Parameters are: Less than 5,000 points, between 80 and 100 years. 8,001 and higher: “Eureka!” (Currently, in contrast to actual chronological age, you’re holding at estimated age 35. Or, if you prefer, the standard, on-going 39.)
Here’s one to try at home: “How long can you hold your breath? If you can’t hold your breath longer than thirty seconds, subtract 200 points. If you can hold you breath longer than sixty seconds but less than ninety, add 150 points. If you can do ninety seconds or more, add 250 points.” (PG advisory: Leave poppers alone for next 30 days.)
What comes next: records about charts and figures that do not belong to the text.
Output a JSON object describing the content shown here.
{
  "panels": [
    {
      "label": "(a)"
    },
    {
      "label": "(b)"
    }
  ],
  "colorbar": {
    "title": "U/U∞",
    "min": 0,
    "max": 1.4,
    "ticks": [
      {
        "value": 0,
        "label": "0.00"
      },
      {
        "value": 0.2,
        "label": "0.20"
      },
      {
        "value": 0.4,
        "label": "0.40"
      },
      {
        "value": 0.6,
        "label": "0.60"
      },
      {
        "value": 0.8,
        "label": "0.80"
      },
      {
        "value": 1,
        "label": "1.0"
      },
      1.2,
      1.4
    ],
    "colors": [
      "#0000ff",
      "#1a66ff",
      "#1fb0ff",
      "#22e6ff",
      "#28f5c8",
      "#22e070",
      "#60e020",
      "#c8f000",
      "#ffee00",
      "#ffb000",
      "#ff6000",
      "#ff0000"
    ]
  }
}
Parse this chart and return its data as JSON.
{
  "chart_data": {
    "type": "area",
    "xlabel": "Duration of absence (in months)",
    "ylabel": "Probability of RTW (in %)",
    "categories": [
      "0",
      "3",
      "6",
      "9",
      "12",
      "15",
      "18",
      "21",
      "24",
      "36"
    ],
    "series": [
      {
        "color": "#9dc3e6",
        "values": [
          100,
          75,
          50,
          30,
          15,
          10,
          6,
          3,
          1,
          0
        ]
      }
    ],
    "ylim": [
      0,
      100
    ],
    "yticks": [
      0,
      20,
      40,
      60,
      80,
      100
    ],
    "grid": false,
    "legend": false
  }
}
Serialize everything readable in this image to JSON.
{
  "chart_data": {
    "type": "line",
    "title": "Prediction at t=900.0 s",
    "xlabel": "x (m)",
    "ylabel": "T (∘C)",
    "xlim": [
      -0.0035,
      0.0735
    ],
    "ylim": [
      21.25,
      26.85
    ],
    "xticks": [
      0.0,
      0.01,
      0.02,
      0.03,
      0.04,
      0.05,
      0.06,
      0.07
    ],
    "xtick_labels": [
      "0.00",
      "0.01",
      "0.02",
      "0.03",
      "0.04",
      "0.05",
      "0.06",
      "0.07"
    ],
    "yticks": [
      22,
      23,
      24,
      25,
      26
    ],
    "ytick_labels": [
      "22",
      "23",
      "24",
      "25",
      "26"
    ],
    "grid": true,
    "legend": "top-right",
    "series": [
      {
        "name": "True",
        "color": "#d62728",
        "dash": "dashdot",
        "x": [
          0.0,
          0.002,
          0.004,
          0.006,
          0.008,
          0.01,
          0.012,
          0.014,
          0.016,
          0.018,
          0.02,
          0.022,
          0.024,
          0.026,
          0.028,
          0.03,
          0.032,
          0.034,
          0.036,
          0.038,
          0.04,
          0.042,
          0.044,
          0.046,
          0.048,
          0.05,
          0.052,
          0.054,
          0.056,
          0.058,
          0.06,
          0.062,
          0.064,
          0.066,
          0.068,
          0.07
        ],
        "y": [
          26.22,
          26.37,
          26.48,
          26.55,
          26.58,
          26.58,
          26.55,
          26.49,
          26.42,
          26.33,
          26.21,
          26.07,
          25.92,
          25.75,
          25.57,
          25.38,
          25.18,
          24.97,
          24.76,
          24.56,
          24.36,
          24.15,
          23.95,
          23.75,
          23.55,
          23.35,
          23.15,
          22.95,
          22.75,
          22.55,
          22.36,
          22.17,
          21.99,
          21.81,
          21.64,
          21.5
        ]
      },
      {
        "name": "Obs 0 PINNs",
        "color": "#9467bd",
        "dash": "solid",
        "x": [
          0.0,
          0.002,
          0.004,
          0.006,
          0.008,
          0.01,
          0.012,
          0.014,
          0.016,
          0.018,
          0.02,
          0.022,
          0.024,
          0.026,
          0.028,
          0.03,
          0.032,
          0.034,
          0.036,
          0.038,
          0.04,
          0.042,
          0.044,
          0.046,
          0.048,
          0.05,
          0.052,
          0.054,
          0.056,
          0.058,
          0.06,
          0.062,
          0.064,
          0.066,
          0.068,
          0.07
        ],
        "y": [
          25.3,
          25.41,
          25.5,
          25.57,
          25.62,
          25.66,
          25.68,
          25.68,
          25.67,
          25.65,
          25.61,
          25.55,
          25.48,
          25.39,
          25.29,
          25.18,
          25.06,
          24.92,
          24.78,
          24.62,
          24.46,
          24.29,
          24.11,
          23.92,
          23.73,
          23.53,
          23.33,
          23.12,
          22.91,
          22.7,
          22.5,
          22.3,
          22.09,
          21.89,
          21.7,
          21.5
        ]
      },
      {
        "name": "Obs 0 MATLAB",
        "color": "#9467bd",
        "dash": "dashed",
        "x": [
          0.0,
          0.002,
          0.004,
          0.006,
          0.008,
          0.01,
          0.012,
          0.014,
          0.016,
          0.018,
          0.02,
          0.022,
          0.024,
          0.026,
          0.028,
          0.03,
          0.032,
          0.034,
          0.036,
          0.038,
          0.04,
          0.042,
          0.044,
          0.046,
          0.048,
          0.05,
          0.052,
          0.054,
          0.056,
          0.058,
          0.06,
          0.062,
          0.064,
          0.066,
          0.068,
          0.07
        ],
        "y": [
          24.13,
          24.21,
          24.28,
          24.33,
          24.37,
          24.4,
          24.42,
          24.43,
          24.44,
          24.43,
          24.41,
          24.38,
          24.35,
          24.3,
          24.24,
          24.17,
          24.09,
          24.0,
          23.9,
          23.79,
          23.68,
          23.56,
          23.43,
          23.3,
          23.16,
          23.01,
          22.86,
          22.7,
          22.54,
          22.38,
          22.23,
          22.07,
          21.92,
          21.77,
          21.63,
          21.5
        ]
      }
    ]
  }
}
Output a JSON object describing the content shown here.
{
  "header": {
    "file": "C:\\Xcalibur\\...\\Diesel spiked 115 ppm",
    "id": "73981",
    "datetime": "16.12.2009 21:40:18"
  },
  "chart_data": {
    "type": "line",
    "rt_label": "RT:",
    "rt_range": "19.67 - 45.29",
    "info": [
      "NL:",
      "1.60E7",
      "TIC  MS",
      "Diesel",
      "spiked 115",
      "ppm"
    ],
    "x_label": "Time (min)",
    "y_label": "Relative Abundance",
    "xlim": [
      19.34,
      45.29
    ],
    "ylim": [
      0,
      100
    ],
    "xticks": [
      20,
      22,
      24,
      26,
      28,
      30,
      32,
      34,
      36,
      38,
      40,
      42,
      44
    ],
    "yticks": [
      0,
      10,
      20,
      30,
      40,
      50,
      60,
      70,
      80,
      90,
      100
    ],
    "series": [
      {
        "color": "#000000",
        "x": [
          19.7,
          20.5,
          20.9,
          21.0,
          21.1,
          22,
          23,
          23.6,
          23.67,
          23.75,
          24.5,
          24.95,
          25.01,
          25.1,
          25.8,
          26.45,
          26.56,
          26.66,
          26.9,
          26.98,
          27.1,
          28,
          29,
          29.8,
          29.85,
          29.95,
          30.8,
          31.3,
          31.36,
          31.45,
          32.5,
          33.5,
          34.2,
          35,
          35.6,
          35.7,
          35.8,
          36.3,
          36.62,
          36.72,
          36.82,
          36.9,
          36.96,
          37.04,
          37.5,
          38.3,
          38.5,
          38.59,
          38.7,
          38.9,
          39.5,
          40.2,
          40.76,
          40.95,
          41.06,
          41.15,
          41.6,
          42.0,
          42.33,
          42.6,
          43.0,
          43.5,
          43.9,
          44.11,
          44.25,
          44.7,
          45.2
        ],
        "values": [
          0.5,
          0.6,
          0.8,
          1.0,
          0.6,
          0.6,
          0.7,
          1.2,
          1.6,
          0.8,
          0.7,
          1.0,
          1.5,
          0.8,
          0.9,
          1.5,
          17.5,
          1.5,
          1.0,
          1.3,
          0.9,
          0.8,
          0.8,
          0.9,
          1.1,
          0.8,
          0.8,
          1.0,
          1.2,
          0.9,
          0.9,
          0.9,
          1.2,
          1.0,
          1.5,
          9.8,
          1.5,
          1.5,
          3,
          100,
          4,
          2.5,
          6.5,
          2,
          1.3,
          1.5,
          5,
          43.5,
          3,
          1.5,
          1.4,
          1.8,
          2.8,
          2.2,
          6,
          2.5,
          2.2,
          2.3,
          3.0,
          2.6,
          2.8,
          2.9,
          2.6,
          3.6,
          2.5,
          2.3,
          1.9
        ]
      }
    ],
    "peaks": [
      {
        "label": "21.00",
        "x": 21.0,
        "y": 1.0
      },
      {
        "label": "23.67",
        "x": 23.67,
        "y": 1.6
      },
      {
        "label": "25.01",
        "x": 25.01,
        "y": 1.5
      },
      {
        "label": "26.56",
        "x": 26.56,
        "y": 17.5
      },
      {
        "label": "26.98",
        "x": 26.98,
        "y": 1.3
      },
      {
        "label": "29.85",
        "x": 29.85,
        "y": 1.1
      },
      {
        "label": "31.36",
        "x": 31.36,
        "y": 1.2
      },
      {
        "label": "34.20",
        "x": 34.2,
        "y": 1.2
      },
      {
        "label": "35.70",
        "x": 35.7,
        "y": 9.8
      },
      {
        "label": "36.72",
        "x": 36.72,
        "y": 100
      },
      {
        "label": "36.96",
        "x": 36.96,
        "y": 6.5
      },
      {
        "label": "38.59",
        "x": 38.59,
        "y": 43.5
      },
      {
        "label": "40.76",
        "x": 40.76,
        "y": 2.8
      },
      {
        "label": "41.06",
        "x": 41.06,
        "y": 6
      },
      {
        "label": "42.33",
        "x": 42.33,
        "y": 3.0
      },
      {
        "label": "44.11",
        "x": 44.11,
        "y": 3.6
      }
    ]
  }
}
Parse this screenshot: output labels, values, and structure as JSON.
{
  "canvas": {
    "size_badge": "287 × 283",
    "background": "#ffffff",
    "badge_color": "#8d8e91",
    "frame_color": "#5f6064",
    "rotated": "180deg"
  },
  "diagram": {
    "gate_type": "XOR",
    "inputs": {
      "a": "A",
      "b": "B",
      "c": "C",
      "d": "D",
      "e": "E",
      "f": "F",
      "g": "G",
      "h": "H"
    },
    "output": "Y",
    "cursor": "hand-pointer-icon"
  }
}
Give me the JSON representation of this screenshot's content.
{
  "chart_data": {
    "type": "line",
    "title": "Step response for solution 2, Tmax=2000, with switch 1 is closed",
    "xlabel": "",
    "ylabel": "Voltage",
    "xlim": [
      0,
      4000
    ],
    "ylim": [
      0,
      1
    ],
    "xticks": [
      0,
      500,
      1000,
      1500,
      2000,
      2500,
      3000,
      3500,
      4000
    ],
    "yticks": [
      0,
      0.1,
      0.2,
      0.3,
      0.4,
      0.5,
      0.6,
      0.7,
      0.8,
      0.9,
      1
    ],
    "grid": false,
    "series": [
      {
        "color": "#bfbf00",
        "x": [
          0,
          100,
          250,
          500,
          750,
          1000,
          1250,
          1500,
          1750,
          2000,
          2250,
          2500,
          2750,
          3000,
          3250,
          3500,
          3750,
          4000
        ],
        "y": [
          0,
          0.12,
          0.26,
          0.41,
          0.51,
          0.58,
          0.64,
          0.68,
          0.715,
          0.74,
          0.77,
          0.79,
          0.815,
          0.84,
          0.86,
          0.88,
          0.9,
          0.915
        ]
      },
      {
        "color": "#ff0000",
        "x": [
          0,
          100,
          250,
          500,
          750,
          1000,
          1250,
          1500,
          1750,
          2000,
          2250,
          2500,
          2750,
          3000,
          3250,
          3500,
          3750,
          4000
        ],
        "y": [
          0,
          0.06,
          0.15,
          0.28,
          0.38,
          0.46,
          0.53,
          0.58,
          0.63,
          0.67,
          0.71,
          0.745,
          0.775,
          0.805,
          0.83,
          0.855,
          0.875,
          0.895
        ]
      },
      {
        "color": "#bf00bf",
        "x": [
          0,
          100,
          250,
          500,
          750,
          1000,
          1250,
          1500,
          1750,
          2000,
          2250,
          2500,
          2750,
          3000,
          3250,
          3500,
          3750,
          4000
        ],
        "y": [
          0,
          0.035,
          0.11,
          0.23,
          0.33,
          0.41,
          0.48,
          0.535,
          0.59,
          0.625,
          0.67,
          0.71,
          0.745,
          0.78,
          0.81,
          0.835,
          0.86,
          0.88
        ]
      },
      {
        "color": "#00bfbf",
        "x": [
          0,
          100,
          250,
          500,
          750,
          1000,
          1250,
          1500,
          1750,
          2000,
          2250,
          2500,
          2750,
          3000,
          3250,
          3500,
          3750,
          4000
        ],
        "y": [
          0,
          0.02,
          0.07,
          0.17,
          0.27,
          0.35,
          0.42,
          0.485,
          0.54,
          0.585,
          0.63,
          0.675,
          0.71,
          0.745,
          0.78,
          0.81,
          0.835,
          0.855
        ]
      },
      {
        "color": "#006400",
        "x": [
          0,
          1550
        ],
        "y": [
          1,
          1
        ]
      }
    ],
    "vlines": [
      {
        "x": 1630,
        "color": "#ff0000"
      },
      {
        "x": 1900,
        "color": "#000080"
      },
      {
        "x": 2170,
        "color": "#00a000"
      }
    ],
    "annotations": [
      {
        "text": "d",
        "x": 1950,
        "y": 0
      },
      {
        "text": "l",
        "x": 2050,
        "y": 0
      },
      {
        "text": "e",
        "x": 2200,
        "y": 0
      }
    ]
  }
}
Having taken the test I’m pleased to tell my equally still-aging readership that I clock in at the 7,001 to 8,000 range (“between 25 and 47 years”). To be truthful I was short 200 points on the low end of the scale. I compensated by giving myself requisite points for being happily uncloseted, resolutely gay. A plus for sure.
Oh, yes! I don’t take TA-65 for 500 points, and I haven’t a clue what it is, does, or doesn’t do.